The New Eves toy with Scripture and Television on ‘Original Sin’.

Their new single is a mission statement, showing off a love for garage pop and punk forms without succumbing to mere tribute.

Photo: Hugo Winder-Lind | Words: Lloyd Bolton

The New Eves have quickly established themselves as one of the most exciting new bands to break on to the scene. The Brighton band made a name for themselves in London at the Windmill’s inaugural Cello Sunday and the City hasn’t looked back since. Debut release ‘Mother’ featured on ‘Slow Dance ’22’, establishing the band’s twin loves for the primal chant-like punk of The Raincoats and more old-fashioned folk, garage and exotica references.

A new single released by Slow Dance in collaboration with Broadside Hacks Recordings packages this song alongside follow-up ‘Original Sin’. The latter feels like an origin story of sorts for the band, making for a brilliant standalone single. Taking a pluralistic approach to morality, it unpicks dichotomies of heroes and villains, centring on an accepting relationship to ‘sin’ appropriate for a band reinterpreting the Eve character. Realising “The sinners are sacred from a different point of view”, our speaker decides to “Throw away my fading halo and start dancing”. The sentiment is appropriate to a song that syntheses the liberated sounds of 70s punk and proto-punk and the garage singles that influenced those groups (the singalong backing vocals are point the song in the direction of the fantastic ‘Girls in the Garage’ compilation series).

Released in association with Broadside Hacks’ label, one naturally expects the song to lean into the band’s folk influences. What we get instead is a punk manifesto, delivered in knowing emulation of Television (a shredding violin/cello-led section being the most folksy this tune gets). Opening on a Marquee Moon two-chord riff and then daring to lead with the words “I remember…” shows the unabashed confidence of the band to live up to such a touchstone and distinguish their work from it. “Great artists steal”, as many great artists have put it. In their invocation of the roughness of the sound of the likes of Television and The Raincoats, and the poetic lyricism of Tom Verlaine and Patti Smith, the band show that there is far more timelessness to punk forms than ‘angular’ guitars and angsty shouting.

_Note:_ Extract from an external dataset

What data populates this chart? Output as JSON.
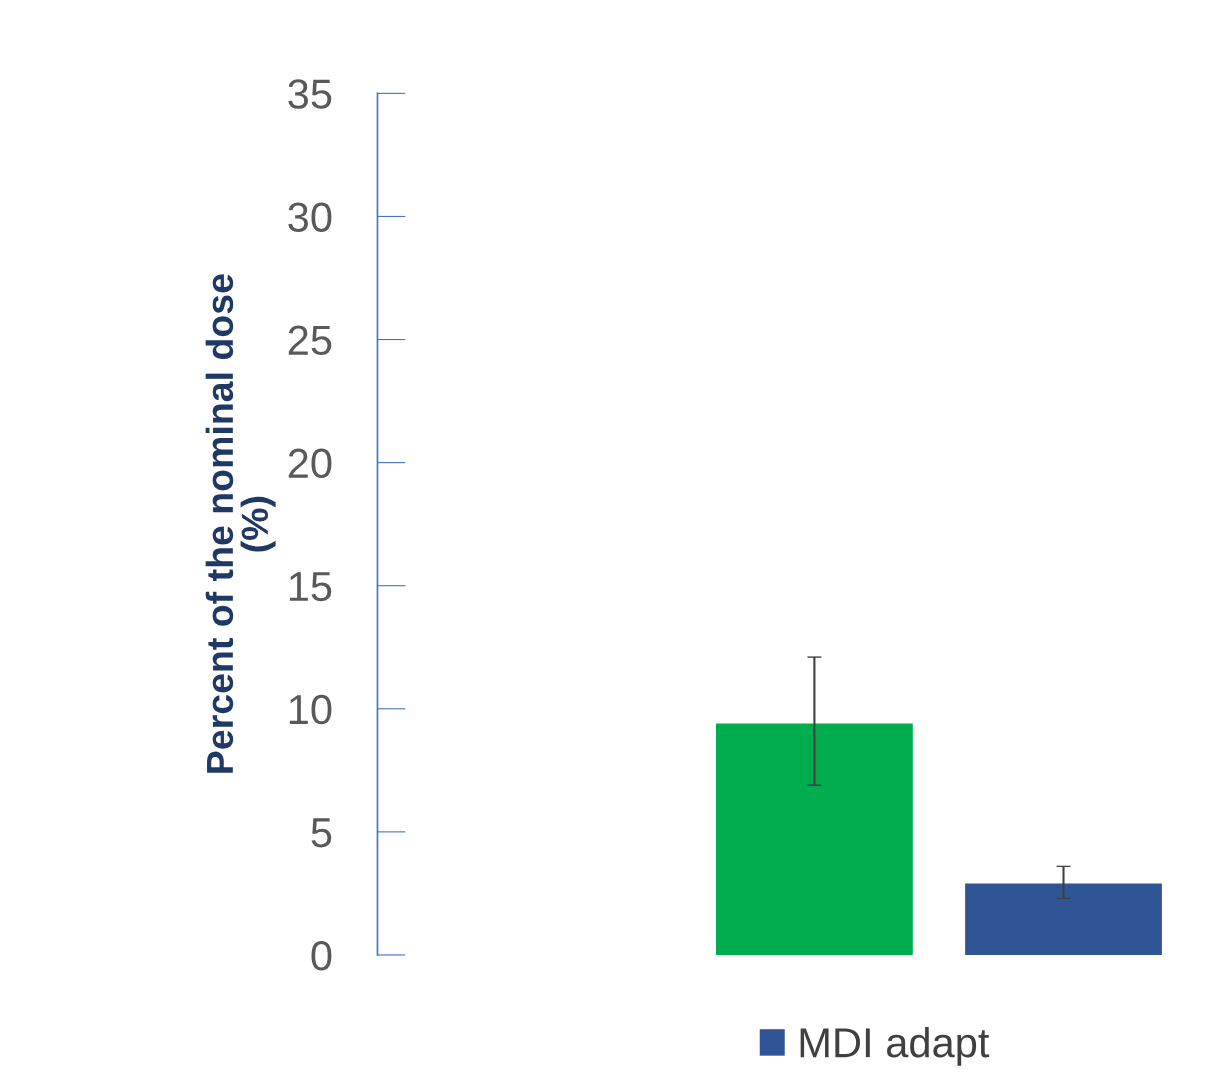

Leaning into the roughness of 60s garage production style, vocals sit enjoyably uncomfortably high in the mix of this track, adding to its knowingly kitsch tinniness. This also joyously brings out Nina Winder-Lind’s unique singing style as she takes the lead. She somehow leaves it unclear whether we should take her words entirely seriously. Certainly, the argument is convincing enough, but she also twists her words with a winking lilt as if to say, ‘None of this is really so important, right?’ The sentiment really hits home in the final strains of the song, as she yells, in a tone reminiscent of DEVO’s Mark Mothersbaugh, “Grab your apples… and make pie!” It is the kind of half-affirmation that pop music has always done so well, and which perfectly suits a modern detachment from any specific moral message.

‘Original Sin’ is an incitement to freedom on the most fun terms. ‘Mother’ felt like an extract from something not yet understood, a fragment lacking context, and that was central to its charm. ‘Original Sin’, on the other hand, is a complete picture, a whole and exciting opening statement.